Gare du Nord was a ghost town, with darkened shop windows…
Miraculously, on Monday, I managed pack up my things, and somehow lug four huge bags back to England on the Eurostar along with three other friends. Thankfully I had just enough time to grab my final croissant from our local boulangerie. I don’t think it really hit me that my year abroad could really be over. I was just grateful that I was safe and at home and in bed. I think I spent the first two days just sleeping. On my third day back, I went for my first run and found myself quickly running out of breath with a tight chest. I didn’t think much of it. The next day, I woke up with a high temperature, sore throat and very tight chest. In the days that followed, I learnt that out of the 3 other people I travelled back from Paris with, 2 of them had lost their sense of taste and smell (a sign they are carriers of the Coronavirus), and the other friend developed similar symptoms to me.
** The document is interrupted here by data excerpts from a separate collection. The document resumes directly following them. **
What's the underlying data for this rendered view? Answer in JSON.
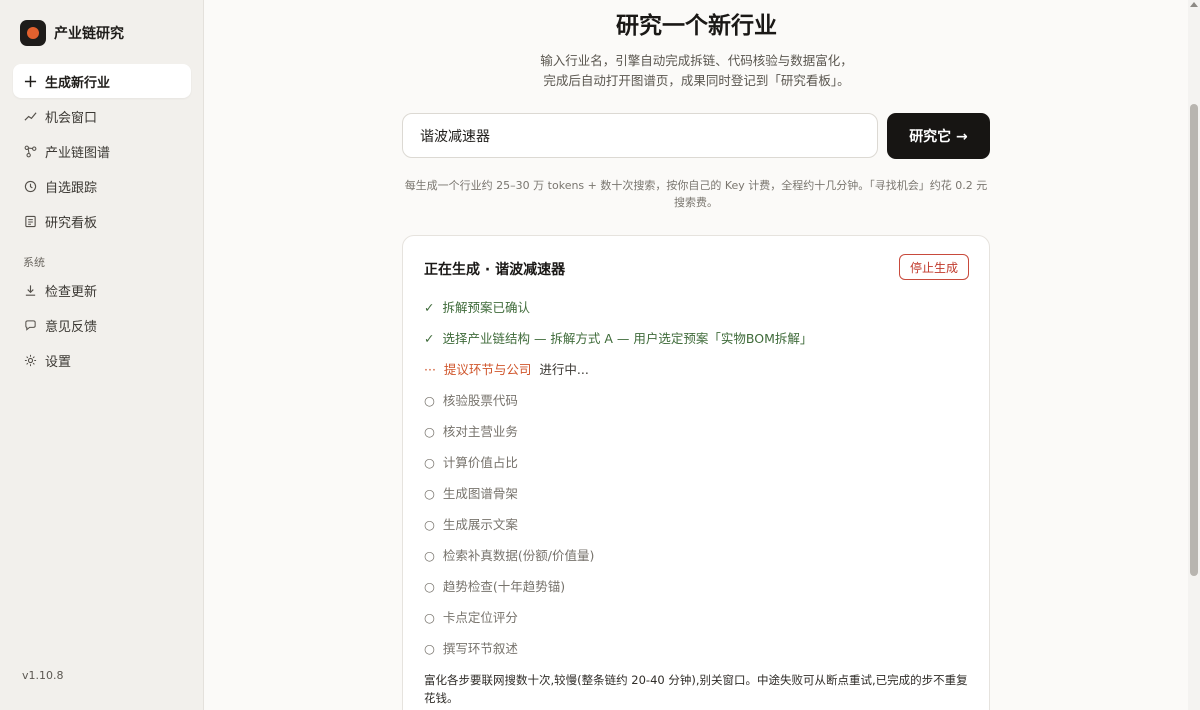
{
  "sidebar": {
    "brand": "产业链研究",
    "items": [
      {
        "label": "生成新行业",
        "icon": "plus-icon"
      },
      {
        "label": "机会窗口",
        "icon": "trend-line-icon"
      },
      {
        "label": "产业链图谱",
        "icon": "graph-nodes-icon"
      },
      {
        "label": "自选跟踪",
        "icon": "clock-icon"
      },
      {
        "label": "研究看板",
        "icon": "board-icon"
      }
    ],
    "section_label": "系统",
    "system_items": [
      {
        "label": "检查更新",
        "icon": "download-icon"
      },
      {
        "label": "意见反馈",
        "icon": "chat-bubble-icon"
      },
      {
        "label": "设置",
        "icon": "gear-icon"
      }
    ],
    "version": "v1.10.8"
  },
  "main": {
    "title": "研究一个新行业",
    "subtitle_line1": "输入行业名，引擎自动完成拆链、代码核验与数据富化，",
    "subtitle_line2": "完成后自动打开图谱页，成果同时登记到「研究看板」。",
    "input_value": "谐波减速器",
    "submit_label": "研究它 →",
    "hint": "每生成一个行业约 25–30 万 tokens + 数十次搜索，按你自己的 Key 计费，全程约十几分钟。「寻找机会」约花 0.2 元搜索费。"
  },
  "progress": {
    "title": "正在生成 · 谐波减速器",
    "stop_label": "停止生成",
    "steps": [
      {
        "mark": "✓",
        "name": "拆解预案已确认",
        "status": "",
        "state": "done"
      },
      {
        "mark": "✓",
        "name": "选择产业链结构 — 拆解方式 A — 用户选定预案「实物BOM拆解」",
        "status": "",
        "state": "done"
      },
      {
        "mark": "···",
        "name": "提议环节与公司",
        "status": "进行中...",
        "state": "running"
      },
      {
        "mark": "○",
        "name": "核验股票代码",
        "status": "",
        "state": "pending"
      },
      {
        "mark": "○",
        "name": "核对主营业务",
        "status": "",
        "state": "pending"
      },
      {
        "mark": "○",
        "name": "计算价值占比",
        "status": "",
        "state": "pending"
      },
      {
        "mark": "○",
        "name": "生成图谱骨架",
        "status": "",
        "state": "pending"
      },
      {
        "mark": "○",
        "name": "生成展示文案",
        "status": "",
        "state": "pending"
      },
      {
        "mark": "○",
        "name": "检索补真数据(份额/价值量)",
        "status": "",
        "state": "pending"
      },
      {
        "mark": "○",
        "name": "趋势检查(十年趋势锚)",
        "status": "",
        "state": "pending"
      },
      {
        "mark": "○",
        "name": "卡点定位评分",
        "status": "",
        "state": "pending"
      },
      {
        "mark": "○",
        "name": "撰写环节叙述",
        "status": "",
        "state": "pending"
      }
    ],
    "note": "富化各步要联网搜数十次,较慢(整条链约 20-40 分钟),别关窗口。中途失败可从断点重试,已完成的步不重复花钱。"
  },
  "colors": {
    "accent": "#e2612e",
    "done": "#3f6b3a",
    "running": "#d0562c",
    "stop": "#c0392b"
  }
}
I am still shocked at how differently the virus affected all of us. Of course, none of us can be completely sure that it was COVID-19 without a test, but my symptoms matched up almost exactly to those described on the NHS website. Luckily, my friend and I had rather mild symptoms, with a temperature only for a couple of days and we both fully recovered within 2 weeks. Despite being locked away for 7 days in my room, I still managed to pass my mild symptoms onto the rest of my family; only my mum escaped unscathed. I consider myself very lucky.
So the past three weeks have been a bit of a whirlwind, but I now have been able to properly reflect on my year abroad. I can’t seem to come to grips with the fact that it’s over. For the last few weeks we’d all been talking about the approaching months, when the days would begin to lengthen, sitting by the Seine in the evenings with a bottle of wine perched precariously on the river bank. Not to forget the infamous Parisian rats scuttling about right by our feet.
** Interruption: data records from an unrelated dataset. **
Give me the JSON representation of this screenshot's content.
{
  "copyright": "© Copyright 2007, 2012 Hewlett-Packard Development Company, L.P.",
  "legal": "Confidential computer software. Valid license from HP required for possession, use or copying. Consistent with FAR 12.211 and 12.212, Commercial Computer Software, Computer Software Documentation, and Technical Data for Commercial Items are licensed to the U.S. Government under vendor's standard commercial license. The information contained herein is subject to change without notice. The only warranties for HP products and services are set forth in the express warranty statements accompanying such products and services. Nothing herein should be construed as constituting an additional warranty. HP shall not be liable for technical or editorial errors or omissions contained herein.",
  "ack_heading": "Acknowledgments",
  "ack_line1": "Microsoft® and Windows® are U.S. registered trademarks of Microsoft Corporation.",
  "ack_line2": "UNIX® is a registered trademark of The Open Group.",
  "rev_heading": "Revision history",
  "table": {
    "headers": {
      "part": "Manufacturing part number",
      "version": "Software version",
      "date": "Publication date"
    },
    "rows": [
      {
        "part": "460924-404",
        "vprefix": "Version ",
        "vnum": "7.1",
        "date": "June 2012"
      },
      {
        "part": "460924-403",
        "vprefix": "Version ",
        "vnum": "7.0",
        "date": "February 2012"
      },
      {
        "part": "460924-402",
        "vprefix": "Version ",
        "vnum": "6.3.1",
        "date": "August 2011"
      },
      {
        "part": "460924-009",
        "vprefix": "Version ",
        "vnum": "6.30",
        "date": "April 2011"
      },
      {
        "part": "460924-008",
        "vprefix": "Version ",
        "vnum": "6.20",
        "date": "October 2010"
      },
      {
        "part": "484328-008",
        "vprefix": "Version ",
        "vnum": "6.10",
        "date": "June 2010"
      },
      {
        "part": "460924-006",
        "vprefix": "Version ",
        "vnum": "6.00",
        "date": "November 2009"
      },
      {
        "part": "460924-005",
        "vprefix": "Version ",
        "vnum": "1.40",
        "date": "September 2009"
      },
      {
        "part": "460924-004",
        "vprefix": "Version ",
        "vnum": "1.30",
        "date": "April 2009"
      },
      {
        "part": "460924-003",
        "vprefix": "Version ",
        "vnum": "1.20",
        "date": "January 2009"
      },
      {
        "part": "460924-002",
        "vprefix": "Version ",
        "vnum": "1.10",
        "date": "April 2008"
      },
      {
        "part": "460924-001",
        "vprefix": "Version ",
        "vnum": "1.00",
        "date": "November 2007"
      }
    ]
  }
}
…sitting by the Seine in the evenings with a bottle of wine perched precariously on the river bank.
Of course I know that I am lucky – I’ve spent 8 months in Paris and I have so many great memories. I remember at the start I was terrified about moving to a new country, where I knew no one. I remember dreading waking up in the morning to go to my first internship, to speak French all day and then passing out at 10pm in the evening. It’s a massive thing going to another country and you forget about all the small challenges that come with it – setting up a bank account, going to see a French doctor, even visiting the supermarket for the first time! But these are all experiences that I have come out of with a funny story to tell. We’ve even had to pay the French police a visit after my friend got pickpocketed on our very first night out in Paris. I would pay to hear us struggling to speak to the police in very broken French.
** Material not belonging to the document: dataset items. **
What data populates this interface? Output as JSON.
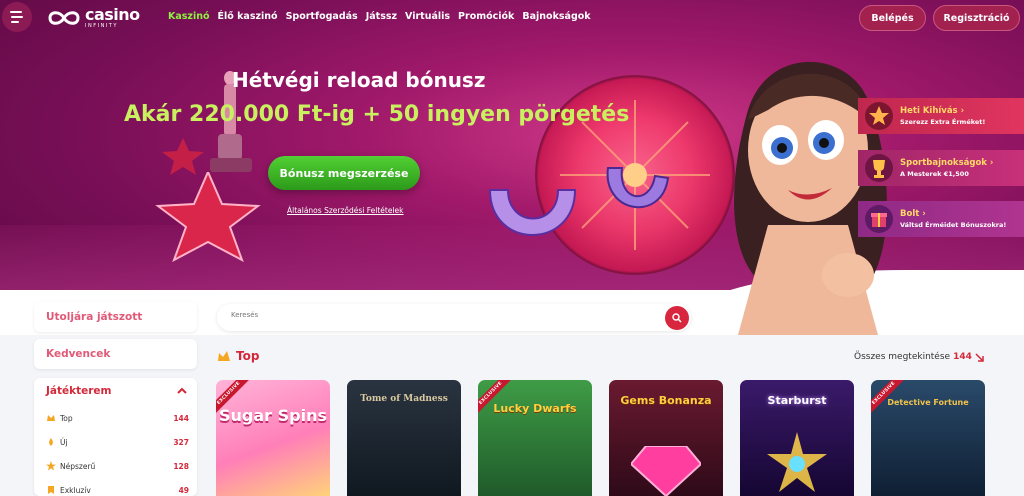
{
  "header": {
    "logo_main": "casino",
    "logo_sub": "INFINITY",
    "nav": [
      "Kaszinó",
      "Élő kaszinó",
      "Sportfogadás",
      "Játssz",
      "Virtuális",
      "Promóciók",
      "Bajnokságok"
    ],
    "login_label": "Belépés",
    "register_label": "Regisztráció"
  },
  "hero": {
    "title": "Hétvégi reload bónusz",
    "subtitle": "Akár 220.000 Ft-ig + 50 ingyen pörgetés",
    "cta_label": "Bónusz megszerzése",
    "terms_label": "Általános Szerződési Feltételek"
  },
  "promos": [
    {
      "title": "Heti Kihívás ›",
      "desc": "Szerezz Extra Érméket!"
    },
    {
      "title": "Sportbajnokságok ›",
      "desc": "A Mesterek €1,500"
    },
    {
      "title": "Bolt ›",
      "desc": "Váltsd Érméidet Bónuszokra!"
    }
  ],
  "sidebar": {
    "last_played": "Utoljára játszott",
    "favorites": "Kedvencek",
    "game_room": "Játékterem",
    "items": [
      {
        "label": "Top",
        "count": "144",
        "icon": "crown-icon"
      },
      {
        "label": "Új",
        "count": "327",
        "icon": "new-icon"
      },
      {
        "label": "Népszerű",
        "count": "128",
        "icon": "star-icon"
      },
      {
        "label": "Exkluzív",
        "count": "49",
        "icon": "exclusive-icon"
      }
    ]
  },
  "search": {
    "placeholder": "Keresés"
  },
  "section": {
    "title": "Top",
    "see_all_label": "Összes megtekintése",
    "see_all_count": "144"
  },
  "games": [
    {
      "name": "Sugar Spins",
      "badge": "EXCLUSIVE",
      "bg": "#ff8fc2"
    },
    {
      "name": "Tome of Madness",
      "badge": "",
      "bg": "#1b2531"
    },
    {
      "name": "Lucky Dwarfs",
      "badge": "EXCLUSIVE",
      "bg": "#2e7a3a"
    },
    {
      "name": "Gems Bonanza",
      "badge": "",
      "bg": "#5a1a2a"
    },
    {
      "name": "Starburst",
      "badge": "",
      "bg": "#2a1150"
    },
    {
      "name": "Detective Fortune",
      "badge": "EXCLUSIVE",
      "bg": "#1d3a55"
    }
  ],
  "colors": {
    "accent": "#d4283a",
    "active_nav": "#8ef23f",
    "cta": "#3cb42a"
  }
}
I have completely fallen in love with Paris; with its beautiful streets that are so full of character, with the sunsets over the Seine, with the beautiful Château de Versailles, with the individual bars and many clubs. I particularly loved the Marais, with its stunning streets dipped in the colours of the rainbow, and the most delicious food. I’m glad I managed to grab a sought-after falafel wrap from l’As de Fallafel before I had to leave. I have met the most amazing people. We have gone on some very memorable nights out, and fully experienced the Parisian techno scene, which I’d say wasn’t everyone’s cup of tea. I think the most gutting moment was hearing about the Paris half marathon being cancelled because of concerns surrounding the Coronavirus, but a couple of gin et toniques definitely helped me get over that. I didn’t know what to expect when I first moved to Paris, but I have left with the most phenomenal memories, and I know I will go back some day, hopefully in the (very) near future, to experience life in this wonderful city again.